5: And then he ate it.
Yet another day I failed to wake up as a giant cockroach
GHOSTBUSTER: so wait, you called us because your neighbor painted his fence purple?
ME: it’s strange, weird, and it doesn’t look good—your lyrics couldn’t be more clear about this
“Dark Side Tech Support.”
“Hi. My hand lightning won’t work. The hate’s flowing thru me, but nada.”
“Try turning the hate off & on again.”
Not to brag but my family won’t have to argue about all the money I won’t be leaving them when I die.
The most British vandalism I’ve ever seen…
but if i put my laundry away, the laundry chair will be out of a job
Me: I don’t know…this one has a great turning radius but the other one just looks better.

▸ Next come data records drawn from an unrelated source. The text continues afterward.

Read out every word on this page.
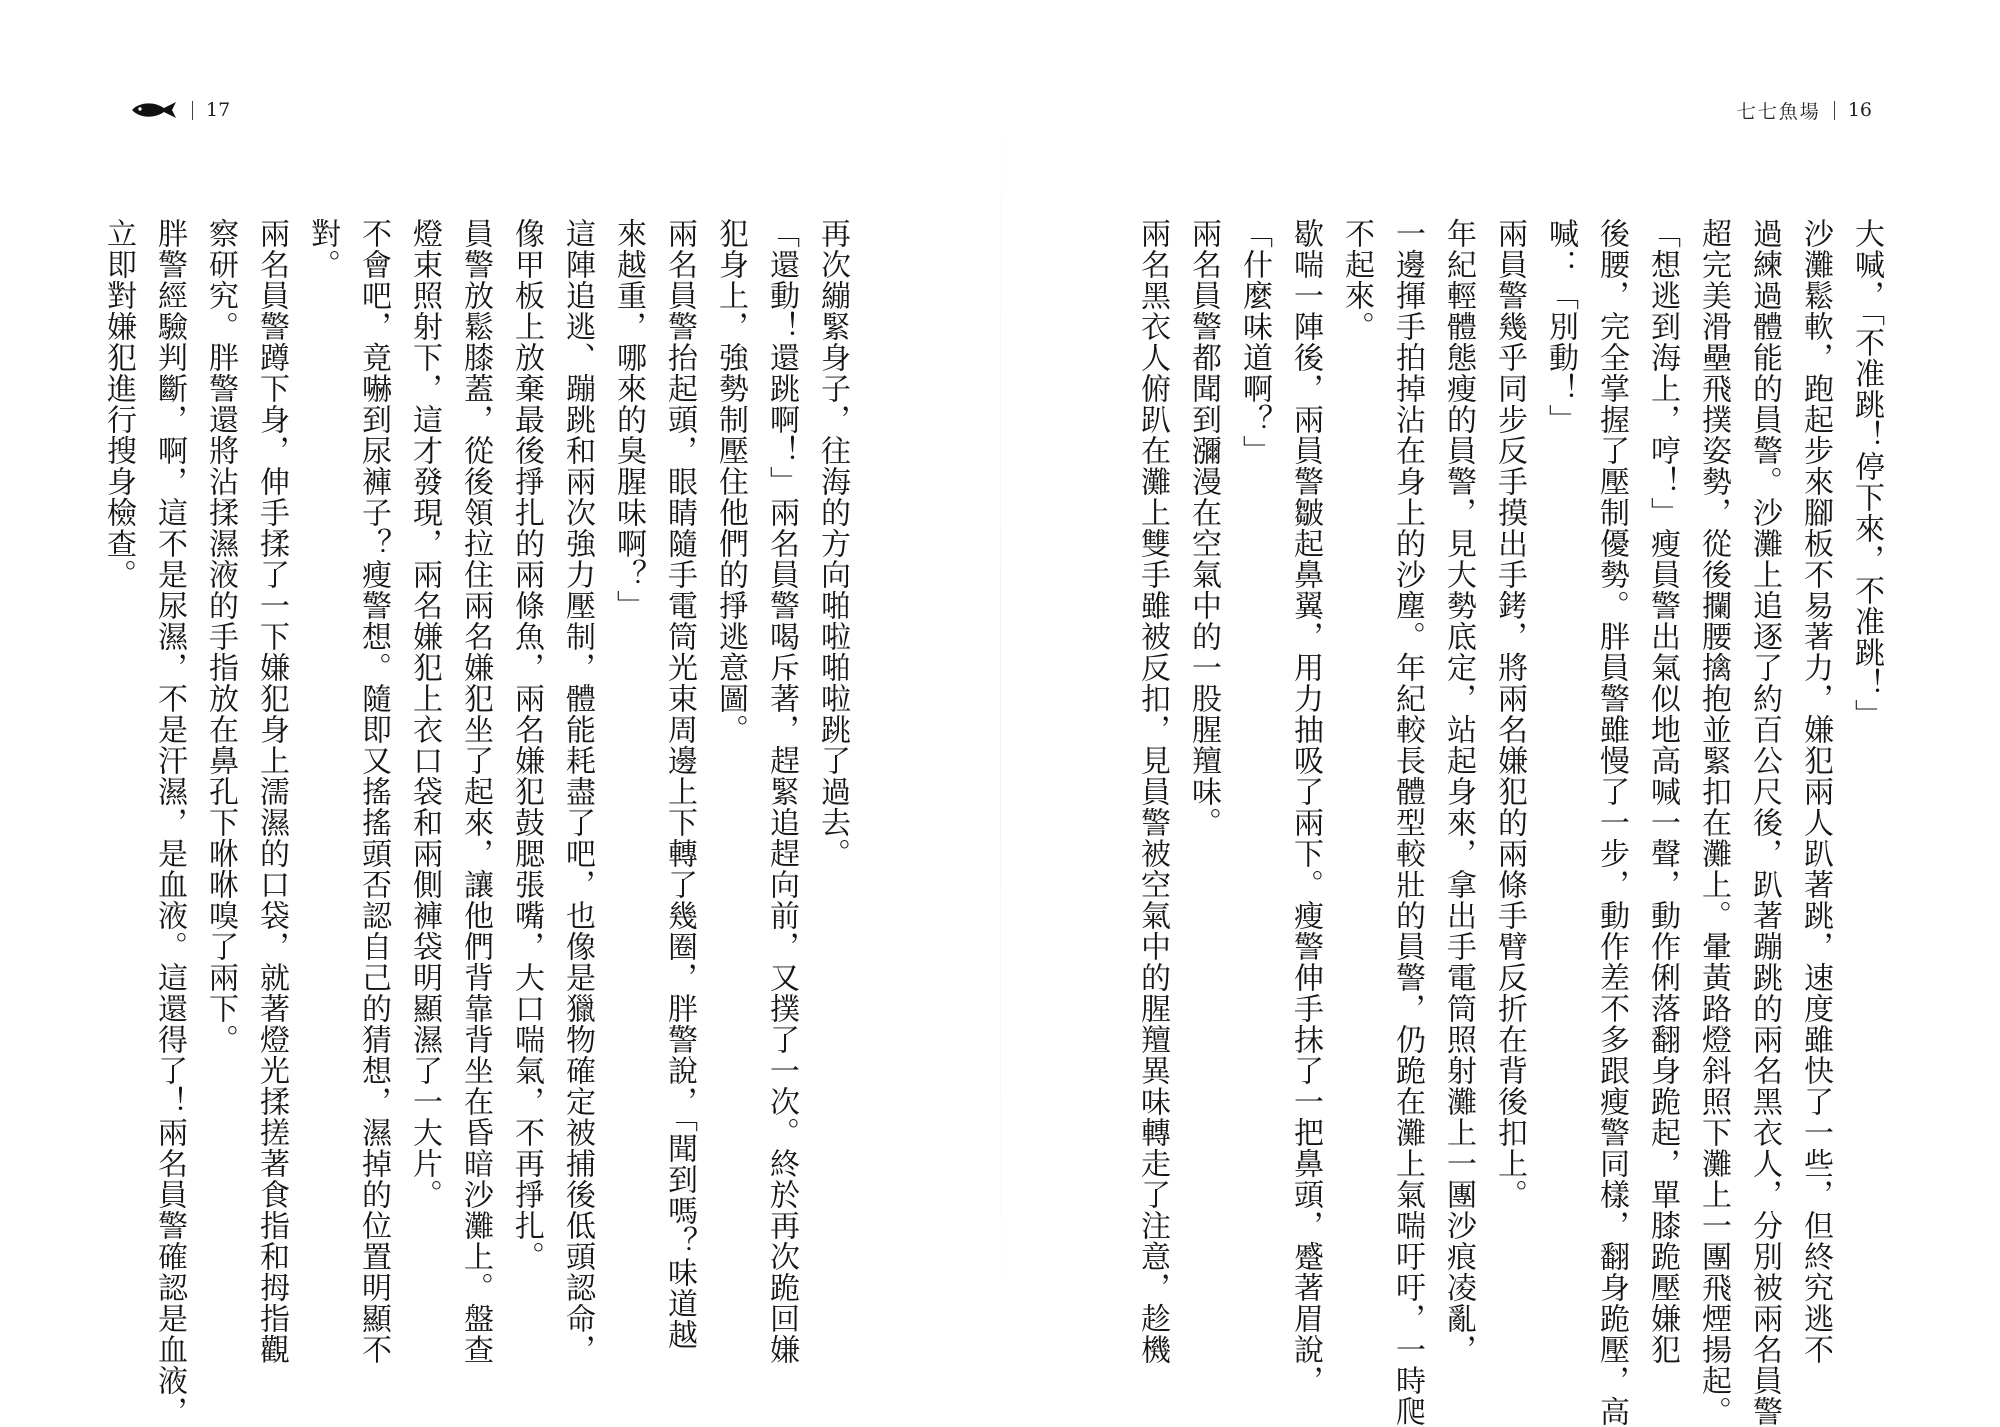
17	七七魚場 16
大喊，「不准跳！停下來，不准跳！」
沙灘鬆軟，跑起步來腳板不易著力，嫌犯兩人趴著跳，速度雖快了一些，但終究逃不
過練過體能的員警。沙灘上追逐了約百公尺後，趴著蹦跳的兩名黑衣人，分別被兩名員警
超完美滑壘飛撲姿勢，從後攔腰擒抱並緊扣在灘上。暈黃路燈斜照下灘上一團飛煙揚起。
「想逃到海上，哼！」瘦員警出氣似地高喊一聲，動作俐落翻身跪起，單膝跪壓嫌犯
後腰，完全掌握了壓制優勢。胖員警雖慢了一步，動作差不多跟瘦警同樣，翻身跪壓，高
喊：「別動！」
兩員警幾乎同步反手摸出手銬，將兩名嫌犯的兩條手臂反折在背後扣上。
年紀輕體態瘦的員警，見大勢底定，站起身來，拿出手電筒照射灘上一團沙痕凌亂，
一邊揮手拍掉沾在身上的沙塵。年紀較長體型較壯的員警，仍跪在灘上氣喘吁吁，一時爬
不起來。
歇喘一陣後，兩員警皺起鼻翼，用力抽吸了兩下。瘦警伸手抹了一把鼻頭，蹙著眉說，
「什麼味道啊？」
兩名員警都聞到瀰漫在空氣中的一股腥羶味。
兩名黑衣人俯趴在灘上雙手雖被反扣，見員警被空氣中的腥羶異味轉走了注意，趁機
再次繃緊身子，往海的方向啪啦啪啦跳了過去。
「還動！還跳啊！」兩名員警喝斥著，趕緊追趕向前，又撲了一次。終於再次跪回嫌
犯身上，強勢制壓住他們的掙逃意圖。
兩名員警抬起頭，眼睛隨手電筒光束周邊上下轉了幾圈，胖警說，「聞到嗎？味道越
來越重，哪來的臭腥味啊？」
這陣追逃、蹦跳和兩次強力壓制，體能耗盡了吧，也像是獵物確定被捕後低頭認命，
像甲板上放棄最後掙扎的兩條魚，兩名嫌犯鼓腮張嘴，大口喘氣，不再掙扎。
員警放鬆膝蓋，從後領拉住兩名嫌犯坐了起來，讓他們背靠背坐在昏暗沙灘上。盤查
燈束照射下，這才發現，兩名嫌犯上衣口袋和兩側褲袋明顯濕了一大片。
不會吧，竟嚇到尿褲子？瘦警想。隨即又搖搖頭否認自己的猜想，濕掉的位置明顯不
對。
兩名員警蹲下身，伸手揉了一下嫌犯身上濡濕的口袋，就著燈光揉搓著食指和拇指觀
察研究。胖警還將沾揉濕液的手指放在鼻孔下咻咻嗅了兩下。
胖警經驗判斷，啊，這不是尿濕，不是汗濕，是血液。這還得了！兩名員警確認是血液，
立即對嫌犯進行搜身檢查。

Husband: For God’s sake, just grab the next available shopping cart!
I just told my daughter “doja cat doesn’t get enough credit” & she responded “I know, right” & nodded thoughtfully in agreement, but here’s the thing: wtf is a doja cat
Batman had the bat signal.
If you need to get my attention, hold a Roast Beef Sandwich over a floor lamp and aim it at my apartment.

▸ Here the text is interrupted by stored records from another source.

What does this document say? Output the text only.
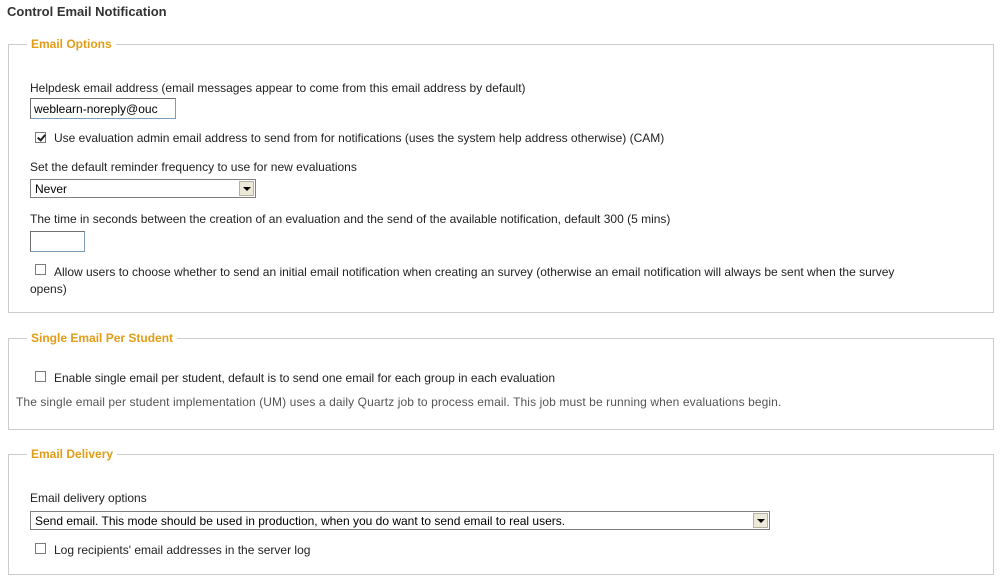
Control Email Notification
Email Options
Helpdesk email address (email messages appear to come from this email address by default)
weblearn-noreply@ouc
Use evaluation admin email address to send from for notifications (uses the system help address otherwise) (CAM)
Set the default reminder frequency to use for new evaluations
Never
The time in seconds between the creation of an evaluation and the send of the available notification, default 300 (5 mins)
Allow users to choose whether to send an initial email notification when creating an survey (otherwise an email notification will always be sent when the survey
opens)
Single Email Per Student
Enable single email per student, default is to send one email for each group in each evaluation
The single email per student implementation (UM) uses a daily Quartz job to process email. This job must be running when evaluations begin.
Email Delivery
Email delivery options
Send email. This mode should be used in production, when you do want to send email to real users.
Log recipients' email addresses in the server log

Mom: What are you hiding in there?
-nuthin
[Vin Diesel noises from closet]
M: Is Vin Diesel in there?
-…yes
Vin Diesel: [from closet] No.
[3rd date]
Kate: You wanna come back to mine for coffee?
Ian: Sure!
Kate: Have you got any condoms?
Ian: Do you not know how to make coffee?
[God creating the octopus]
Idk, maybe make it look like the time I tried to cram the old pool noddles into a trash bag.
I’m starting a merciful puzzle company that keeps the edge pieces separate from the middle pieces because it’s 2019 and we shouldn’t have to work so hard to be bored.